Ultimately, it doesn’t really drive like anything. It’s another big, fast, electric SUV. What makes it notable? What makes it feel like a Jeep? It has drive modes like Auto, Snow, Sport, Sand, and Eco, but with only 6.4 inches of ground clearance, don’t expect to conquer much in the way of wilderness here. 

2025 Jeep Wagoneer S Launch Edition

2025 Jeep Wagoneer S Launch Edition

Photo by: Patrick George

The maximum DC fast-charging speed is rated at 203 kilowatts, and Jeep says it’ll go from 5% to 80% in about 28 minutes. I threw the Wagoneer S onto a 350 kW charger, but only saw speeds of 150 kW at most. Ultimately, it went from 35% to 80% in about 19 minutes. Nothing mind-blowing, but it at least it worked on the first try. 

2025 Jeep Wagoneer S: Verdict

The 2025 Wagoneer S starts at $65,200. In the Launch Edition 4xe trim like my tester, the final bill was $73,790.

2025 Jeep Wagoneer S Launch Edition

2025 Jeep Wagoneer S Launch Edition

Photo by: Patrick George

For this privilege, you get a fast SUV with a familiar badge that doesn’t really drive like anything from that brand. You also do not get any hands-free highway driving assistance, like Ford BlueCruise, General Motors’ Super Cruise or Tesla Autopilot. You don’t get bidirectional charging. You don’t get any slick, modern-feeling technology. You don’t get class-leading DC fast-charging. You don’t get a Tesla-style NACS plug, and Supercharger access with an adapter is still months away. And Jeep wants $74,000 for this? 

The Wagoneer S doesn’t feel like it was crafted by anyone who wanted to make an EV, or was interested in them, or had even really driven them all that much before this—shove a big battery into a gas platform, add a couple menus in UConnect (which used to be a great software system) and call it a day. That’s not going to cut it anymore. 

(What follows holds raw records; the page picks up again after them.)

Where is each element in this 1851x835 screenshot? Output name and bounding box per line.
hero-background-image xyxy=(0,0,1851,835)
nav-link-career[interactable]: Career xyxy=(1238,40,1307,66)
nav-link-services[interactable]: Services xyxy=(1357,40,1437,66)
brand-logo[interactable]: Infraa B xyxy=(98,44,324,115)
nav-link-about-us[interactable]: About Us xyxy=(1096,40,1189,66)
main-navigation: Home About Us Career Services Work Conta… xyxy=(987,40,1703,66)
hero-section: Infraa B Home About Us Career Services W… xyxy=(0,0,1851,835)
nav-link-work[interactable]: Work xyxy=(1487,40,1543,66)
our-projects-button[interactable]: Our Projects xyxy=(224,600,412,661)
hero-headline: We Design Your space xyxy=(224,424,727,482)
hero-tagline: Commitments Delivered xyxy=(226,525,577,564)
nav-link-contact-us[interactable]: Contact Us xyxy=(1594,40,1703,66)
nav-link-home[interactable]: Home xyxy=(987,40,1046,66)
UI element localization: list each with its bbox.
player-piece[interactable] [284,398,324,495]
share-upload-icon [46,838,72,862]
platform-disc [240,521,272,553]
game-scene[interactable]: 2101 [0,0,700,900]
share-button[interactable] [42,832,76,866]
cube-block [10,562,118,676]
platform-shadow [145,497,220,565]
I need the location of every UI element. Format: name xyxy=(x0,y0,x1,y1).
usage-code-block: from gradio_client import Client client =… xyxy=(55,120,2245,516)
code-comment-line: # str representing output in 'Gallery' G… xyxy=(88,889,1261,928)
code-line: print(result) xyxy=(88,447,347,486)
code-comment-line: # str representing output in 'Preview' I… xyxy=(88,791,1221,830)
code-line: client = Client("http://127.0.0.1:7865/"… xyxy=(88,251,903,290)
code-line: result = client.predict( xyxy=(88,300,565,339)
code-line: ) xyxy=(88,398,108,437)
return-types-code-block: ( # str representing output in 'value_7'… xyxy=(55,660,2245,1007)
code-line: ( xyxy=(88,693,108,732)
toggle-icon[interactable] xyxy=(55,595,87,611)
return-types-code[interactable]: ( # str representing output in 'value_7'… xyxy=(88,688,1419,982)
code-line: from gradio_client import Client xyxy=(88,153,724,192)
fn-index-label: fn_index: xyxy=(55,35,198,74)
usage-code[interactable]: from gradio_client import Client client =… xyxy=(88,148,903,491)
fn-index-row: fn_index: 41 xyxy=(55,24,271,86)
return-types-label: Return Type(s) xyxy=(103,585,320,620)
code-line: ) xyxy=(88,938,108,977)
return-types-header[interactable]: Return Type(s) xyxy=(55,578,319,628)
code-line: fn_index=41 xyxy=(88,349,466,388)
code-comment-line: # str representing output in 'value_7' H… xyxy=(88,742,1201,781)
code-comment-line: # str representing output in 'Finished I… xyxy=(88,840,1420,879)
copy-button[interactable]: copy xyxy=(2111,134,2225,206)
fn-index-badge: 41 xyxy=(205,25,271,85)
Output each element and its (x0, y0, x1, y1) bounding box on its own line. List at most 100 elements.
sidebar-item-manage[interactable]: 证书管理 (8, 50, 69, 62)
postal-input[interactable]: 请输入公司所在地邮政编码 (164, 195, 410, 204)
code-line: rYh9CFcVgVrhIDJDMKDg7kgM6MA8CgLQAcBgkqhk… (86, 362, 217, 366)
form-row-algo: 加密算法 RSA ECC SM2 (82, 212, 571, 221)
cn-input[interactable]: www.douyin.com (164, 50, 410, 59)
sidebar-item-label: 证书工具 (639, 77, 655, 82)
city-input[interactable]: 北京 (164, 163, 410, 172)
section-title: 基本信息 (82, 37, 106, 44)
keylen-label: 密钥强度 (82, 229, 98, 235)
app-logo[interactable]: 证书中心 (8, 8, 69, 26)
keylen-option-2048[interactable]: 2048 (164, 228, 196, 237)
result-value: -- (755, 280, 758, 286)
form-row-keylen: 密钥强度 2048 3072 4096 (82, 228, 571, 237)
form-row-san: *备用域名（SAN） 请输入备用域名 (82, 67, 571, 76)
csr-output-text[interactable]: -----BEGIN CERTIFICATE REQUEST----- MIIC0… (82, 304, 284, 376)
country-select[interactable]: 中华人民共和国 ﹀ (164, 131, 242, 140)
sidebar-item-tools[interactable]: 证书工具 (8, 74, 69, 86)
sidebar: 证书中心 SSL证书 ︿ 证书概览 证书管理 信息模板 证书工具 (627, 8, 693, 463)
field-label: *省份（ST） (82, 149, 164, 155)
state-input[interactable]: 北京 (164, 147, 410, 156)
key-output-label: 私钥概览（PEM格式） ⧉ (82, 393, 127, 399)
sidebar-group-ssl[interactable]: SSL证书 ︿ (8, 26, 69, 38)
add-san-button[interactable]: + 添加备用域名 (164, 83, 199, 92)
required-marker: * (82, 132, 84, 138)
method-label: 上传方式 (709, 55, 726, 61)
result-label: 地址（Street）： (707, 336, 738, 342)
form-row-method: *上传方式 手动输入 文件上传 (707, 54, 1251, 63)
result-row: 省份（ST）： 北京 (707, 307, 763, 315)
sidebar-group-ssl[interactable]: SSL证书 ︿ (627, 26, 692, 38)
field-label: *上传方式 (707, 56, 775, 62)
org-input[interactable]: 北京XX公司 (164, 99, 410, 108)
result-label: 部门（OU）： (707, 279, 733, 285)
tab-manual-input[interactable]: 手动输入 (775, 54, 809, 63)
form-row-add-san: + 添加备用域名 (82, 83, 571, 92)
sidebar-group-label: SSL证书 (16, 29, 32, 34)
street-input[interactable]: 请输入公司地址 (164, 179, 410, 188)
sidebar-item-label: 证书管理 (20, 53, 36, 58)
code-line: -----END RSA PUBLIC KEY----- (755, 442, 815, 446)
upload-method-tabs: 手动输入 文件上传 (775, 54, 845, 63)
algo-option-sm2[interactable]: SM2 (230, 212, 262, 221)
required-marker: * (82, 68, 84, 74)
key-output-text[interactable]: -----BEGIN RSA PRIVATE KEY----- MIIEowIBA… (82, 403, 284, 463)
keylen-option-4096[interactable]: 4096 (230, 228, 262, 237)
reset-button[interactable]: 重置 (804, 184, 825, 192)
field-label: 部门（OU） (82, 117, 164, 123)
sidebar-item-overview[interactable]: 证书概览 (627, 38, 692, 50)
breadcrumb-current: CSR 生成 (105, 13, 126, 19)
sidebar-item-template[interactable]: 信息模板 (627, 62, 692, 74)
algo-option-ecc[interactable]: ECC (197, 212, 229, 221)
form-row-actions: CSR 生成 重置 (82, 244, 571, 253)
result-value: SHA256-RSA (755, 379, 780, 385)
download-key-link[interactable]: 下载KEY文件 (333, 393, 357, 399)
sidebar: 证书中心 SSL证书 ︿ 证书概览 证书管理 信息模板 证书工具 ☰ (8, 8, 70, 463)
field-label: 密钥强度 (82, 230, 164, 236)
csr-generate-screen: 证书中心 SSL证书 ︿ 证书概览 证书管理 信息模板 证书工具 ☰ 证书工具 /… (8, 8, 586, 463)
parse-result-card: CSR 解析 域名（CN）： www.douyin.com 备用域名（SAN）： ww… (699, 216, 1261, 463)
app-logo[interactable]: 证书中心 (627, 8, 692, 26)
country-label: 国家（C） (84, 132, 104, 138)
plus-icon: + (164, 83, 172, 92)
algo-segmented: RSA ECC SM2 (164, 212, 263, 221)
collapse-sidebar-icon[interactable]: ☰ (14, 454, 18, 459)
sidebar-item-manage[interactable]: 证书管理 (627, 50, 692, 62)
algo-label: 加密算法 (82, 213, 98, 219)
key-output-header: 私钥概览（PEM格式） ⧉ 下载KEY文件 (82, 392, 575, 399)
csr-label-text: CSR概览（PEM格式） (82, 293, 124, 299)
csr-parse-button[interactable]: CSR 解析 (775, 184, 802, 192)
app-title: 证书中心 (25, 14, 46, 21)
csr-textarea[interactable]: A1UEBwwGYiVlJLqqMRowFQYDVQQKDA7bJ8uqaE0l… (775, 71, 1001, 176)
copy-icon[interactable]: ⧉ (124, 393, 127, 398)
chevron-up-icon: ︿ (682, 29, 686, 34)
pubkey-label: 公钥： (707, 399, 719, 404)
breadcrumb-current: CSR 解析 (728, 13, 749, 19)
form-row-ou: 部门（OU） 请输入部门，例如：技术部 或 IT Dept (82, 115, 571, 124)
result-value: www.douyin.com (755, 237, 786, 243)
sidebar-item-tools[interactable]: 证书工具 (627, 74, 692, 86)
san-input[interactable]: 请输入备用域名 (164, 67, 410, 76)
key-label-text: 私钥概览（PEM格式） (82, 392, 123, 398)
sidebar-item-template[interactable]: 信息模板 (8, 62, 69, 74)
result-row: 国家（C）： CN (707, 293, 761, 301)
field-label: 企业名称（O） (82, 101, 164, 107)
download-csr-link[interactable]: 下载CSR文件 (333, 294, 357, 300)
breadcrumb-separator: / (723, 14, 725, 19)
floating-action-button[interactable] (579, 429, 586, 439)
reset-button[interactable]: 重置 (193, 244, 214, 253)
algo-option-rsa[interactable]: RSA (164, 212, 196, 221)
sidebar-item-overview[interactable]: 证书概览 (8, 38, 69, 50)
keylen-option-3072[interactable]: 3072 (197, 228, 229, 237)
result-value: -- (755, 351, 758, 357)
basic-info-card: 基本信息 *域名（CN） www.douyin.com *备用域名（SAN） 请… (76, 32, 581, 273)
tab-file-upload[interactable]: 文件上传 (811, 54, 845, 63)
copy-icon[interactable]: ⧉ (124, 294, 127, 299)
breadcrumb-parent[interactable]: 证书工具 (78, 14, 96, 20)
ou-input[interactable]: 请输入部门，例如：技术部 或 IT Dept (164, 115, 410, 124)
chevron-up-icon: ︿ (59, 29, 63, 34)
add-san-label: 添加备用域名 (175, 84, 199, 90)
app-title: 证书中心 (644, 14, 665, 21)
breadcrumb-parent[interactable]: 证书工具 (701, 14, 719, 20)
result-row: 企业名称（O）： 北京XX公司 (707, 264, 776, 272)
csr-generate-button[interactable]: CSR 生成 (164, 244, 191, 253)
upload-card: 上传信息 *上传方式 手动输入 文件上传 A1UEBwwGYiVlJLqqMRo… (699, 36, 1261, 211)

I’m at a loss as to why I’d tell you to consider the Jeep Wagoneer S. And that speaks to a bigger problem at Jeep and Stellantis right now, especially with regard to quality control. Maybe the company’s second round of EVs, starting with the Jeep Recon, will fix some of these issues. It may not even be interested in doing so. Stellantis seems happy to lean into gas-powered cars, given the current trends in America—for now, anyway. 

Gallery: 2025 Jeep Wagoneer S Launch Edition

Maybe that’s fine. Maybe it just should stick to gas and let some other company deliver the future.

But even that doesn’t solve the problem here: the Wagoneer S is another overpriced, uncompetitive Jeep product that won’t help the company find its way out of the wilderness.